Background Articaine is a very popular local anesthetic in dentistry. A lot of claims have been made about articaine over the years, both positive and negative. Many clinicians claim articaine is superior to lidocaine. However, since a study in 1995 claiming an increased risk of paresthesia, there has been debate about whether this is true or not.
Objective To review the current literature to clarify the current ambiguities about the possible superior efficacy and the alleged higher risk of paresthesia.
Data sources As a basis, a handbook on local anesthesia was read, as well as its references to the topics of interest. Afterward, the literature was searched for publications about both the efficacy and the risk of paresthesia from 1990 to 2019.
Study selection Articles about the efficacy with clear data and minimal risk of bias were selected. For paresthesia, the original articles were selected as well as more recent reviews highlighting the flaws in the first studies.

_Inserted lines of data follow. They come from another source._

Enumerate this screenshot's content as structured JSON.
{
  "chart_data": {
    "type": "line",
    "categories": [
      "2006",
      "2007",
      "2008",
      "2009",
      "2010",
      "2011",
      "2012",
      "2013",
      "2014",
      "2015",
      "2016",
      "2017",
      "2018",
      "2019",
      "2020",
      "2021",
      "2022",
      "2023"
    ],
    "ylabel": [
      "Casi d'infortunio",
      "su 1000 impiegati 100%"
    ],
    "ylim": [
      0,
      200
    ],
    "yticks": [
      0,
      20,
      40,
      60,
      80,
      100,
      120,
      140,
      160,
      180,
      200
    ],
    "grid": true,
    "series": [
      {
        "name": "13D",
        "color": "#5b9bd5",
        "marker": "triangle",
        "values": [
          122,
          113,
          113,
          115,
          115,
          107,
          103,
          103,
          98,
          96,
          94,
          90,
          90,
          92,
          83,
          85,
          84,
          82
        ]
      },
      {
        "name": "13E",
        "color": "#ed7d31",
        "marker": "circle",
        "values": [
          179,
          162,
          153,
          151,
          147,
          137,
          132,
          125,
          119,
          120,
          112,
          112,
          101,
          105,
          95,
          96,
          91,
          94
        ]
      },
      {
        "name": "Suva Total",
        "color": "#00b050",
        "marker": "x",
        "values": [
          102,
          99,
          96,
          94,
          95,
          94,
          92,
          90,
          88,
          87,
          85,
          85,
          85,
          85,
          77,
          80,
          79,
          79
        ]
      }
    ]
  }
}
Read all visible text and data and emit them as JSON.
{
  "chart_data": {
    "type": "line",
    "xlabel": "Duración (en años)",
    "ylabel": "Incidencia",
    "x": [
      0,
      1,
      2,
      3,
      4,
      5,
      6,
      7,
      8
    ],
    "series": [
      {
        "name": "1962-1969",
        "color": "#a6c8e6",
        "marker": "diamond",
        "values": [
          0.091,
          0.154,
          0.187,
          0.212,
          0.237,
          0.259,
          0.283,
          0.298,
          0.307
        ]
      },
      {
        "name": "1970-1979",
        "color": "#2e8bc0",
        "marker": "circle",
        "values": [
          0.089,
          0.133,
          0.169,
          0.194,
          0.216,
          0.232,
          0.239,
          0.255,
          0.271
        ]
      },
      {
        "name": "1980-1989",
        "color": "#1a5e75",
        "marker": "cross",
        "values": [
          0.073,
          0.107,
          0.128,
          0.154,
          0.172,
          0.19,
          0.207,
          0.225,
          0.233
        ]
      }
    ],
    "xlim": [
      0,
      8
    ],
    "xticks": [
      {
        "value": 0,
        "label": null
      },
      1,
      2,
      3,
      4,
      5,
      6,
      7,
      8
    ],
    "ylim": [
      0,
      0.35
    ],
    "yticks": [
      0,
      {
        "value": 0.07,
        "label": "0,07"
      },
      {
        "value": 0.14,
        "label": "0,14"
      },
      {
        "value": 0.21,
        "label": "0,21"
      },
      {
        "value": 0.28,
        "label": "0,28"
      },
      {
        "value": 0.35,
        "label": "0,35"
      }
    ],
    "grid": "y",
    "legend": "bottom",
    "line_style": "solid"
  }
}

Data extraction Information about the efficacy and the possible superiority of articaine compared to lidocaine was extracted. For paresthesia, the most important historical publications were reviewed and more recent reviews were evaluated.
Data synthesis These data were synthesized in an overview consisting of two parts. First, the properties of articaine were review and what was learned about the efficacy of articaine in relation to other local anesthetics was discussed. Secondly, an overview of the history of paresthesia was given and the flaws and unclarities were highlighted.
Articaine; Epinephrine; Efficacy; Paresthesia; Dentistry.